If "it" is referring to the LLM then the statement is correct.


What do you mean you can write this if you wanted to? Are you suggesting a LLM can invent something new?

I don't think there is any record of that, even the image/video/what ever generation ones require something to begin with.

If you can train a LLM to "invent" why is that not the main focus, who knows what it could invent.


> What do you mean you can write this if you wanted to? Are you suggesting a LLM can invent something new?

Why would I refer to an LLM as "you"? The person who is making the queries can do it with access to the model, assuming they're a programmer with a PhD in ML.


LLM's can self-reflect if you simply tell them to self-reflect. Typically they are trained to be frugal and shoot out quick responses without self reflecting. Each generated token costs money. Just tell them to think about their response. That is chain of thought prompting.

"Which episode of Gilligan’s Island was about mind reading? After writing your response, tell me how certain you are of its accuracy on a scale of 1 to 10. Then self reflect on your response and provide a more accurate response if needed."


Self-reflection and chain-of-thought are different things; CoT is about writing out the intermediate steps to an answer it can't immediately reach.

Self-reflection doesn't work well though: https://arxiv.org/abs/2310.01798


The paper you linked to mentions "self correction", which seems to be something else. Chain of thought is a form of self reflection. It enables the LLM to "think" through each step and evaluate each step in relation to the entire context window. That is evaluation of each thought in relation to its previous thoughts. Thinking about its thoughts.

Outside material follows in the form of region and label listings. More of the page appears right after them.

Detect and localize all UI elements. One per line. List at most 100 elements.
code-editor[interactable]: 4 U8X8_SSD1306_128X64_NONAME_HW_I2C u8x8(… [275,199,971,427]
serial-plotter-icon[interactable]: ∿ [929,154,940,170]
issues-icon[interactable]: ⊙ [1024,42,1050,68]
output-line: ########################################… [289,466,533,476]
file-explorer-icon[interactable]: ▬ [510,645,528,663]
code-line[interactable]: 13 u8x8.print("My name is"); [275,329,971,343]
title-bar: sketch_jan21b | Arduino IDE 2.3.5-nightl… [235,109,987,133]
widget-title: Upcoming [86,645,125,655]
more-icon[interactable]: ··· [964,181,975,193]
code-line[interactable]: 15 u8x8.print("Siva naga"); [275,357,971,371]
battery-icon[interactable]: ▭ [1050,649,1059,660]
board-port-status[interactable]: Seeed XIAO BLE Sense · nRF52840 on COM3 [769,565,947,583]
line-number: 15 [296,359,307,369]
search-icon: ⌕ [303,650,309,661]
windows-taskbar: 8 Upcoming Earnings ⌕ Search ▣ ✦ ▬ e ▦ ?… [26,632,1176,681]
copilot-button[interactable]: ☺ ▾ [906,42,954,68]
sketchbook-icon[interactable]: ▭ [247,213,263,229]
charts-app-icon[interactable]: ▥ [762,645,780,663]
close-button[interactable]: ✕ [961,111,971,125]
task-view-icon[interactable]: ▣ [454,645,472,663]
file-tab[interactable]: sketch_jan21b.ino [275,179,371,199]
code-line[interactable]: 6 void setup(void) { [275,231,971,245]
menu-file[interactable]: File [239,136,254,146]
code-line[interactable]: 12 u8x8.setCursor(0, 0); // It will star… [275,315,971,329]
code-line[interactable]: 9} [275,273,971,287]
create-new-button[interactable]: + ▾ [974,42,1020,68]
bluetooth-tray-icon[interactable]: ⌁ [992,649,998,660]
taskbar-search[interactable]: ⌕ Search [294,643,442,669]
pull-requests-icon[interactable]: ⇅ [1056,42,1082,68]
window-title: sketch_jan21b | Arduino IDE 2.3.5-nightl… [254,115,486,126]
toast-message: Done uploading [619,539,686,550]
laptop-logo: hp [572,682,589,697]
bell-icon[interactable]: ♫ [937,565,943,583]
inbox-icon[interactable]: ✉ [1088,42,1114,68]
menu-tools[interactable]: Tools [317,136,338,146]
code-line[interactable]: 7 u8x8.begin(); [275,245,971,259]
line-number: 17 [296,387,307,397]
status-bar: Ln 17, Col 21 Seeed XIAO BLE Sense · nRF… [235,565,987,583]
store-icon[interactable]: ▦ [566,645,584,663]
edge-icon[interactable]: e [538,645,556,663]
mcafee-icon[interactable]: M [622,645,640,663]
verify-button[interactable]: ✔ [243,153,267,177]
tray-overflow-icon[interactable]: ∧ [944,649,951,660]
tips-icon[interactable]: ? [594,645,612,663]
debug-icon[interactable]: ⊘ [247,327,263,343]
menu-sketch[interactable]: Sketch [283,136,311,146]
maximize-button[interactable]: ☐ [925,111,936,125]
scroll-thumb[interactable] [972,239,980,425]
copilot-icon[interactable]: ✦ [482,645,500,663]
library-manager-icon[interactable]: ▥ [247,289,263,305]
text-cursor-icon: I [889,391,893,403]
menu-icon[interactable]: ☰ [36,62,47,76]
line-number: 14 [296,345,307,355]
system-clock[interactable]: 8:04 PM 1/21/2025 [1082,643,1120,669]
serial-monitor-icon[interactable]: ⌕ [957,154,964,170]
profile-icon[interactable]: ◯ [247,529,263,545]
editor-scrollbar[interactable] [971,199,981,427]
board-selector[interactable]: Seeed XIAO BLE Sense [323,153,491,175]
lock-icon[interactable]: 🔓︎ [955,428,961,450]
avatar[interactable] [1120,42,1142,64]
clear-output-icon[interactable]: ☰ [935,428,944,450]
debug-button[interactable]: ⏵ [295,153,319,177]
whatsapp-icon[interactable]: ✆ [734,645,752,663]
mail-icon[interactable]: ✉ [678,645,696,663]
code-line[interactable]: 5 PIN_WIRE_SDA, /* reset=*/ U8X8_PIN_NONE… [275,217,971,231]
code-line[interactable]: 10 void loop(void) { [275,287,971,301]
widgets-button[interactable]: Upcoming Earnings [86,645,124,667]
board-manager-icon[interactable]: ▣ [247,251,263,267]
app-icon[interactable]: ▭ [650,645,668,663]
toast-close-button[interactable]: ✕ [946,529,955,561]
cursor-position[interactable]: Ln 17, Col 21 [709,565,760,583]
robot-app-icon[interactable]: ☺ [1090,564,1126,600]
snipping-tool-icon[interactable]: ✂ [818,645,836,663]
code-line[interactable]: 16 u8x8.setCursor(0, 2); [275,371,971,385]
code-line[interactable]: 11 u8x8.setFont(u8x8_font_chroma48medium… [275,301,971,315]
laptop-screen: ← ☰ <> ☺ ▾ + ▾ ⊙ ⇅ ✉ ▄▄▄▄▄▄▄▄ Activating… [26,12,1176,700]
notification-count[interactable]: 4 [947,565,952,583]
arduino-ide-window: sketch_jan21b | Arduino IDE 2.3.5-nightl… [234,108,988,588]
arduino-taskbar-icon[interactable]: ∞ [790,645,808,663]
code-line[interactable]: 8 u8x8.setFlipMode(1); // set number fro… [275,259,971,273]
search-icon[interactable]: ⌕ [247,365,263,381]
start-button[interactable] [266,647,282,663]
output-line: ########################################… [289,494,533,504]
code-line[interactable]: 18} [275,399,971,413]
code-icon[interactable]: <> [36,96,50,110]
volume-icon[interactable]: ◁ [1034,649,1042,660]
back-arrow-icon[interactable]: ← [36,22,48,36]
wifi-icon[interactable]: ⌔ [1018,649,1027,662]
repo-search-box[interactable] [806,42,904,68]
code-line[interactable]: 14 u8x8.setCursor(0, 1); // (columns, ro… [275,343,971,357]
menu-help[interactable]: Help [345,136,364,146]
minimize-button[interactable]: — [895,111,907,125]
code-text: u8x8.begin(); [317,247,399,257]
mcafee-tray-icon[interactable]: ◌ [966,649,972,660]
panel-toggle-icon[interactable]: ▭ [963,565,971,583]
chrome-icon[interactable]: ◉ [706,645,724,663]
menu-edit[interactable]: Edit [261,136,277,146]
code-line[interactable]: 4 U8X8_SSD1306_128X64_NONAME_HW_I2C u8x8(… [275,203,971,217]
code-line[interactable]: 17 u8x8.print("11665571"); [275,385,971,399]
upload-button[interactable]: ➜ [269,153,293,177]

but its doesn't even self check its own answers. Its a mouth with no ears...

A great example here, ask it:

Whats the next 3 numbers in this sequence: 71 64 58 53 48 44 ...

They consistently get the answer wrong, then double down on the wrong answer with the explanation that doesn't follow its own logic.


So I'm very jetlagged and awake in the middle of the night, but does this have a mistake? 7, 6, 5, 5, 4 is not a series.


I believe that the intended rule is that the difference between terms is equal to the first digit of the earlier term.


I'd like to add that ChatGPT also pointed out this error and suggested some alternative solutions.